Plus largement, du côté du travail social, les impacts de ces bouleversements sociosanitaires se font encore sentir. Lors de la première vague, le délestage et la réduction au minimum des interventions en face à face en raison des mesures sanitaires ont entraîné une réduction des services (Bourque et al., 2020), aggravant des situations déjà critiques, par exemple dans les services jeunesse, en santé mentale et auprès des personnes aînées. Par ailleurs, l’après-crise pandémique révèle les limites importantes du modèle managérial appliqué aux métiers du care (Benoit et al., 2022). On peut dès lors se demander comment les coûts engendrés pour faire face à la pandémie affecteront les services rendus aux personnes vulnérables dans une culture d’efficience qui risque de pousser toujours plus loin la logique de la rationalisation.

Les bouleversements dans les services sociaux et le rôle de l’État

Depuis les 25 dernières années, le Québec a connu un recul progressif, constant et majeur dans l’offre de services sociaux fournis par l’État à la population.

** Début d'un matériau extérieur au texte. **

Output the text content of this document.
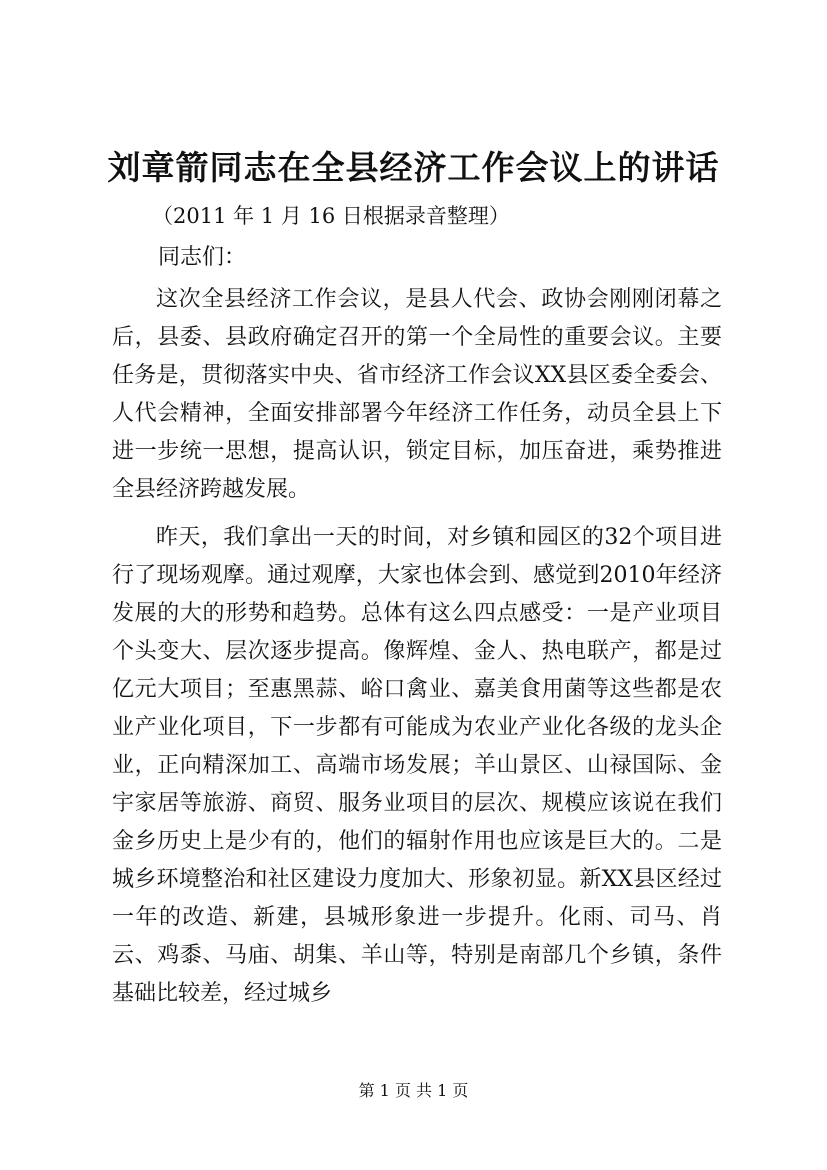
刘章箭同志在全县经济工作会议上的讲话

（2011 年 1 月 16 日根据录音整理）

同志们：

这次全县经济工作会议，是县人代会、政协会刚刚闭幕之后，县委、县政府确定召开的第一个全局性的重要会议。主要任务是，贯彻落实中央、省市经济工作会议XX县区委全委会、人代会精神，全面安排部署今年经济工作任务，动员全县上下进一步统一思想，提高认识，锁定目标，加压奋进，乘势推进全县经济跨越发展。

昨天，我们拿出一天的时间，对乡镇和园区的32个项目进行了现场观摩。通过观摩，大家也体会到、感觉到2010年经济发展的大的形势和趋势。总体有这么四点感受：一是产业项目个头变大、层次逐步提高。像辉煌、金人、热电联产，都是过亿元大项目；至惠黑蒜、峪口禽业、嘉美食用菌等这些都是农业产业化项目，下一步都有可能成为农业产业化各级的龙头企业，正向精深加工、高端市场发展；羊山景区、山禄国际、金宇家居等旅游、商贸、服务业项目的层次、规模应该说在我们金乡历史上是少有的，他们的辐射作用也应该是巨大的。二是城乡环境整治和社区建设力度加大、形象初显。新XX县区经过一年的改造、新建，县城形象进一步提升。化雨、司马、肖云、鸡黍、马庙、胡集、羊山等，特别是南部几个乡镇，条件基础比较差，经过城乡

第 1 页 共 1 页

À ce titre, les périodes d’austérité budgétaire qu’a connues le Québec ont engendré un désinvestissement substantiel dans toutes les composantes des services sociaux. Parmi les répercussions, on trouve un affaiblissement de l’offre de services sociaux généraux, le démantèlement des services sociaux de première ligne (Grenier et al., 2014) et la fragilisation de l’action collective territoriale, notamment dans les structures qui soutiennent les démarches de développement des communautés (Lachapelle et al., 2020).

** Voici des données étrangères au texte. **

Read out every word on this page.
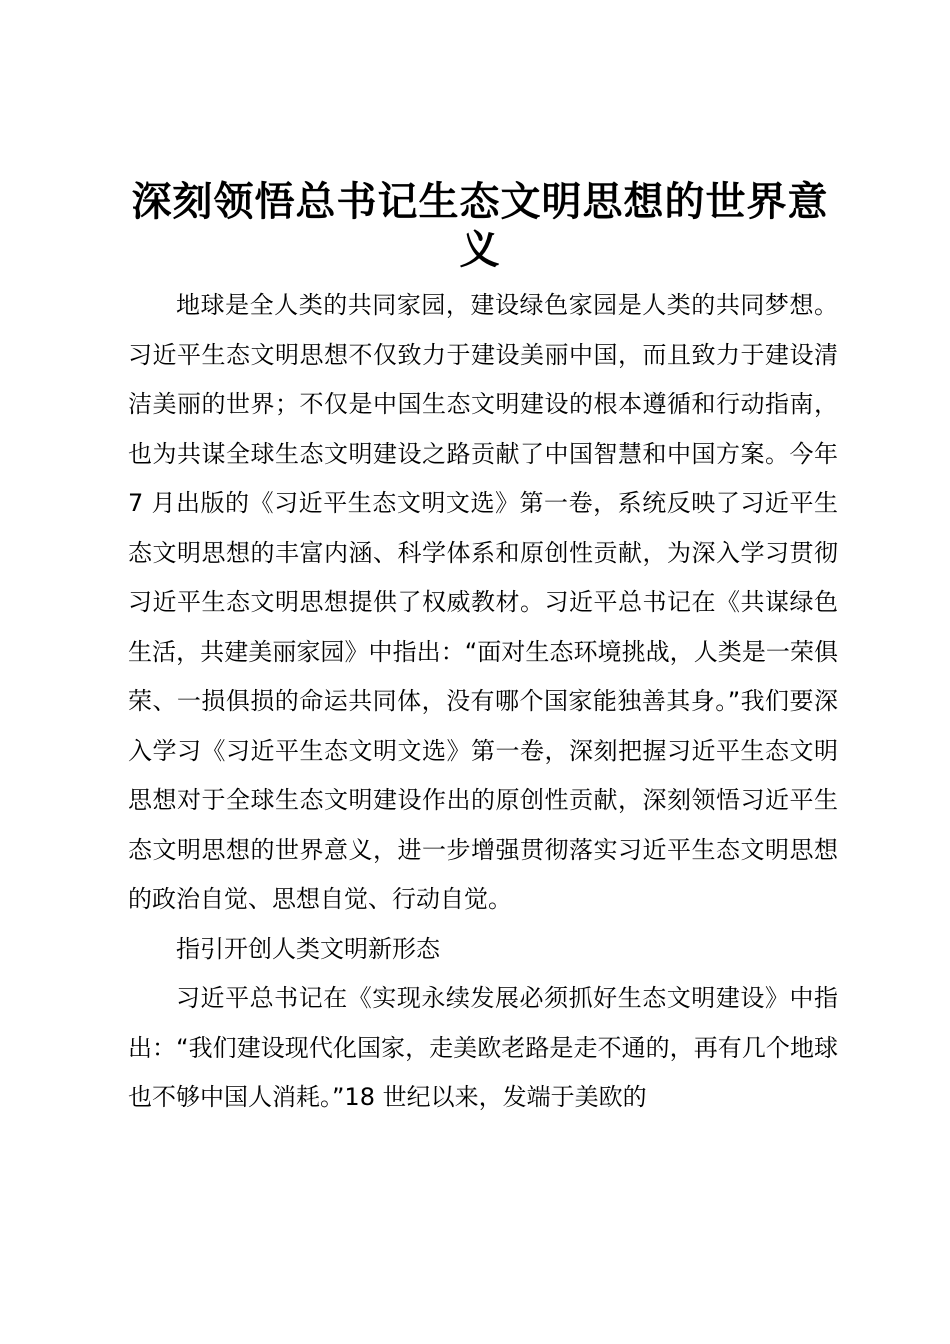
深刻领悟总书记生态文明思想的世界意义

地球是全人类的共同家园，建设绿色家园是人类的共同梦想。习近平生态文明思想不仅致力于建设美丽中国，而且致力于建设清洁美丽的世界；不仅是中国生态文明建设的根本遵循和行动指南，也为共谋全球生态文明建设之路贡献了中国智慧和中国方案。今年 7 月出版的《习近平生态文明文选》第一卷，系统反映了习近平生态文明思想的丰富内涵、科学体系和原创性贡献，为深入学习贯彻习近平生态文明思想提供了权威教材。习近平总书记在《共谋绿色生活，共建美丽家园》中指出：“面对生态环境挑战，人类是一荣俱荣、一损俱损的命运共同体，没有哪个国家能独善其身。”我们要深入学习《习近平生态文明文选》第一卷，深刻把握习近平生态文明思想对于全球生态文明建设作出的原创性贡献，深刻领悟习近平生态文明思想的世界意义，进一步增强贯彻落实习近平生态文明思想的政治自觉、思想自觉、行动自觉。

指引开创人类文明新形态

习近平总书记在《实现永续发展必须抓好生态文明建设》中指出：“我们建设现代化国家，走美欧老路是走不通的，再有几个地球也不够中国人消耗。”18 世纪以来，发端于美欧的
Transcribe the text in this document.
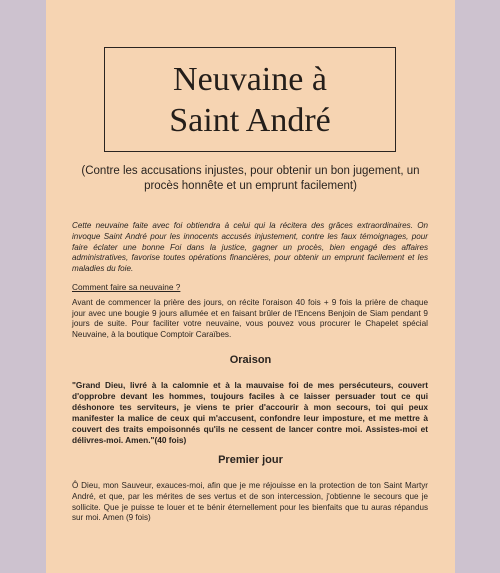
Neuvaine à
Saint André

(Contre les accusations injustes, pour obtenir un bon jugement, un procès honnête et un emprunt facilement)

Cette neuvaine faite avec foi obtiendra à celui qui la récitera des grâces extraordinaires. On invoque Saint André pour les innocents accusés injustement, contre les faux témoignages, pour faire éclater une bonne Foi dans la justice, gagner un procès, bien engagé des affaires administratives, favorise toutes opérations financières, pour obtenir un emprunt facilement et les maladies du foie.

Comment faire sa neuvaine ?

Avant de commencer la prière des jours, on récite l'oraison 40 fois + 9 fois la prière de chaque jour avec une bougie 9 jours allumée et en faisant brûler de l'Encens Benjoin de Siam pendant 9 jours de suite. Pour faciliter votre neuvaine, vous pouvez vous procurer le Chapelet spécial Neuvaine, à la boutique Comptoir Caraïbes.

Oraison

"Grand Dieu, livré à la calomnie et à la mauvaise foi de mes persécuteurs, couvert d'opprobre devant les hommes, toujours faciles à ce laisser persuader tout ce qui déshonore tes serviteurs, je viens te prier d'accourir à mon secours, toi qui peux manifester la malice de ceux qui m'accusent, confondre leur imposture, et me mettre à couvert des traits empoisonnés qu'ils ne cessent de lancer contre moi. Assistes-moi et délivres-moi. Amen."(40 fois)

Premier jour

Ô Dieu, mon Sauveur, exauces-moi, afin que je me réjouisse en la protection de ton Saint Martyr André, et que, par les mérites de ses vertus et de son intercession, j'obtienne le secours que je sollicite. Que je puisse te louer et te bénir éternellement pour les bienfaits que tu auras répandus sur moi. Amen (9 fois)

Par ailleurs, les dernières réformes centralisatrices de l’État soulèvent des enjeux de taille, dans un contexte marqué par la montée du néolibéralisme, les réformes successives soutenues par la nouvelle gestion publique transformant l’État social en État managérial (Bellot et al., 2013 ; Grenier et al., 2018). Du côté des politiques de protection sociale, en effet, l’État se rétracte de plus en plus, négligeant ses responsabilités envers la population. De plus, on assiste à la privatisation des services publics, dont les services sociaux (Hébert, 2022) alors que d’autres acteurs comme les fondations philanthropiques et les organismes de bienfaisance créent ou soutiennent de nouvelles formes de services et d’interventions sociales (Gagnon et al., sous presse).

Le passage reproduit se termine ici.